Three points namely P(1,2,3) Q(-1,-1,-1) and R(3,5,7)

To Prove :

That the points are collinear

P(1,2,3) Q(-1,-1,-1) and R(3,5,7)

Here,we use distance formula between these three given Points.
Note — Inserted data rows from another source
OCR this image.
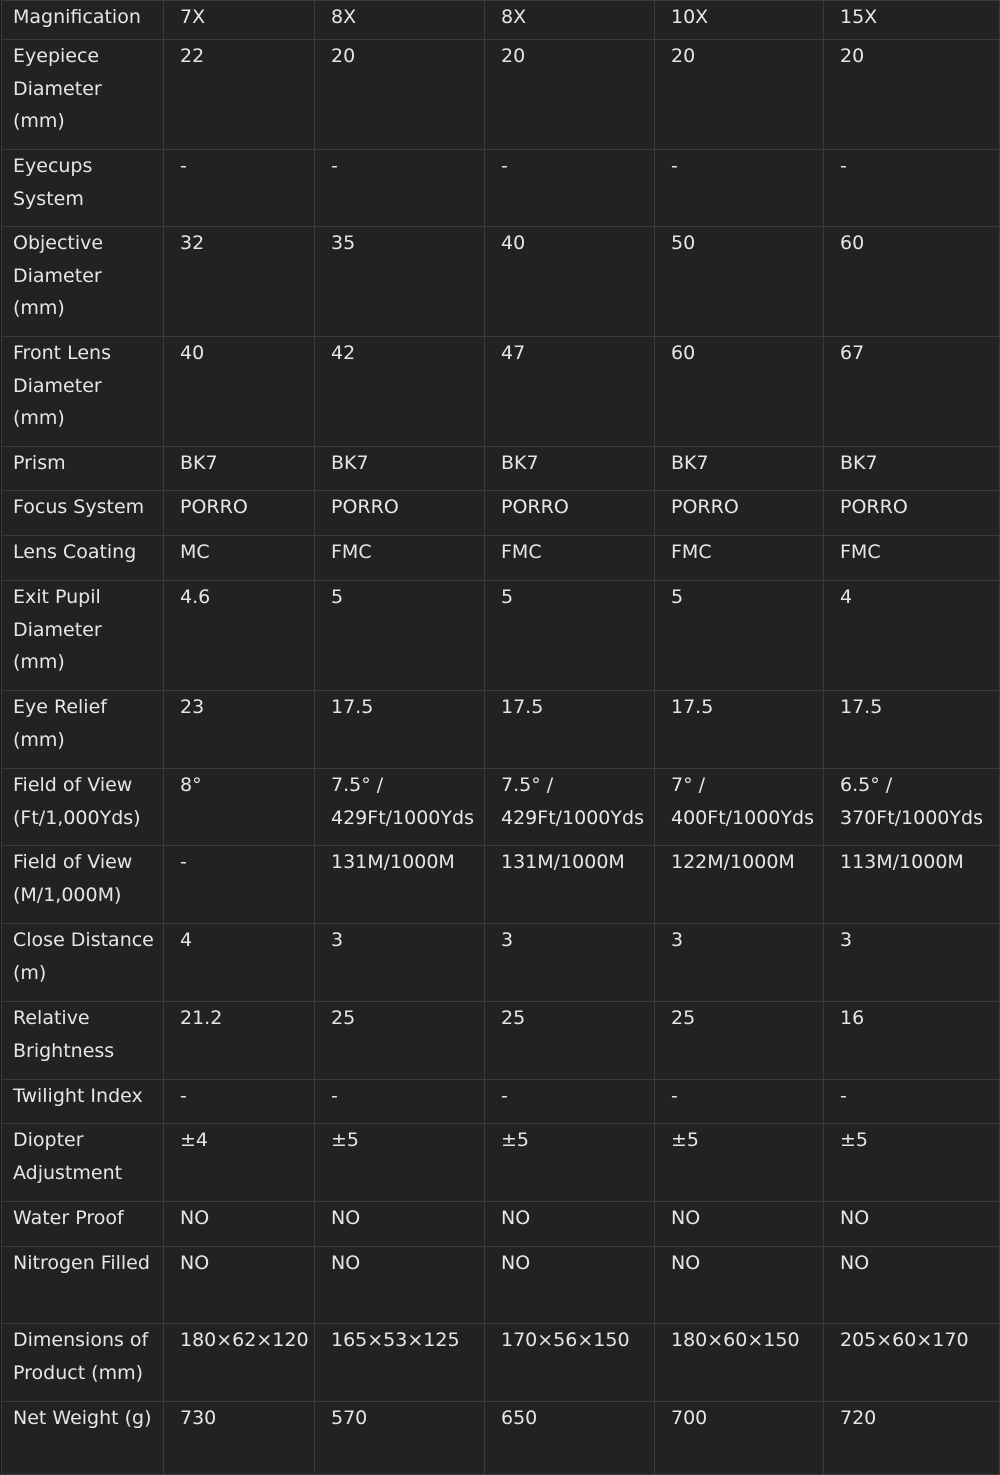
Magnification	7X	8X	8X	10X	15X
Eyepiece Diameter (mm)	22	20	20	20	20
Eyecups System	-	-	-	-	-
Objective Diameter (mm)	32	35	40	50	60
Front Lens Diameter (mm)	40	42	47	60	67
Prism	BK7	BK7	BK7	BK7	BK7
Focus System	PORRO	PORRO	PORRO	PORRO	PORRO
Lens Coating	MC	FMC	FMC	FMC	FMC
Exit Pupil Diameter (mm)	4.6	5	5	5	4
Eye Relief (mm)	23	17.5	17.5	17.5	17.5
Field of View (Ft/1,000Yds)	8°	7.5° / 429Ft/1000Yds	7.5° / 429Ft/1000Yds	7° / 400Ft/1000Yds	6.5° / 370Ft/1000Yds
Field of View (M/1,000M)	-	131M/1000M	131M/1000M	122M/1000M	113M/1000M
Close Distance (m)	4	3	3	3	3
Relative Brightness	21.2	25	25	25	16
Twilight Index	-	-	-	-	-
Diopter Adjustment	±4	±5	±5	±5	±5
Water Proof	NO	NO	NO	NO	NO
Nitrogen Filled	NO	NO	NO	NO	NO
Dimensions of Product (mm)	180×62×120	165×53×125	170×56×150	180×60×150	205×60×170
Net Weight (g)	730	570	650	700	720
To be collinear the distance of any two points be equal to the third one.

$x_{1}=1,x_{2}=-1\: \&\: x_{3}=3$

$y_{1}=2,y_{2}=-1\:\&\: y_{3}=5$

$z_{1}=3,z_{2}=-1 \:\&\: z_{3}=7$

We find first PQ

$\sf PQ= \sqrt{ {(x_{2} - x_{1})}^{2} + {(y_{2 }- y_{1})}^{2} + {(z_{2} - z_{1})}^{2} }$

$\sf= > PQ = \sqrt{ {( - 1 - 1)}^{2} + {( - 1 - 2)}^{2} + {( - 1 - 3)}^{2} }$

$\sf= > {( - 2)}^{2} + {( - 3)}^{2} + {( - 4)}^{2}$

$\sf = > 4 + 9 + 16 = \sqrt{29}$

$\sf QR= \sqrt{ {(x_{3} - x_{2})}^{2} + {(y_{3 }- y_{2})}^{2} + {(z_{3} - z_{2})}^{2} }$

$\sf= > QR= \sqrt{ {(3 + 1)}^{2} + {(5 + 1)}^{2} + {(1 + 1)}^{2} }$

$\sf= \sqrt{ {4}^{2} + {6}^{2} + {8}^{2} } = \sqrt{116} = 2 \sqrt{29}$

$\sf PR= \sqrt{ {(x_{3} - x_{1})}^{2} + {(y_{3 }- y_{1})}^{2} + {(z_{3} - z_{1})}^{2} }$

$\sf= > PR = \sqrt{ {(3 - 1)}^{2} + {(5 - 2)}^{2} + {(7 - 3)}^{2} }$

$\sf= > \sqrt{ {(2)}^{2} + {(3)}^{2} + {(4)}^{2} } = \sqrt{4 + 9 + 16} = \sqrt{13 + 16} = \sqrt{29}$

Here ,we see that

$\bold{PQ = \sqrt{29} }$

$\bold{QR=2 \sqrt{29}}$

$\bold{ PR=\sqrt{29}}$

Hence ,it is proved that

$\bold{\red{PQ + PR = QR}}$

$\sf= > \sqrt{29} + \sqrt{29} = 2 \sqrt{29}$

Hence,the above Points are collinear.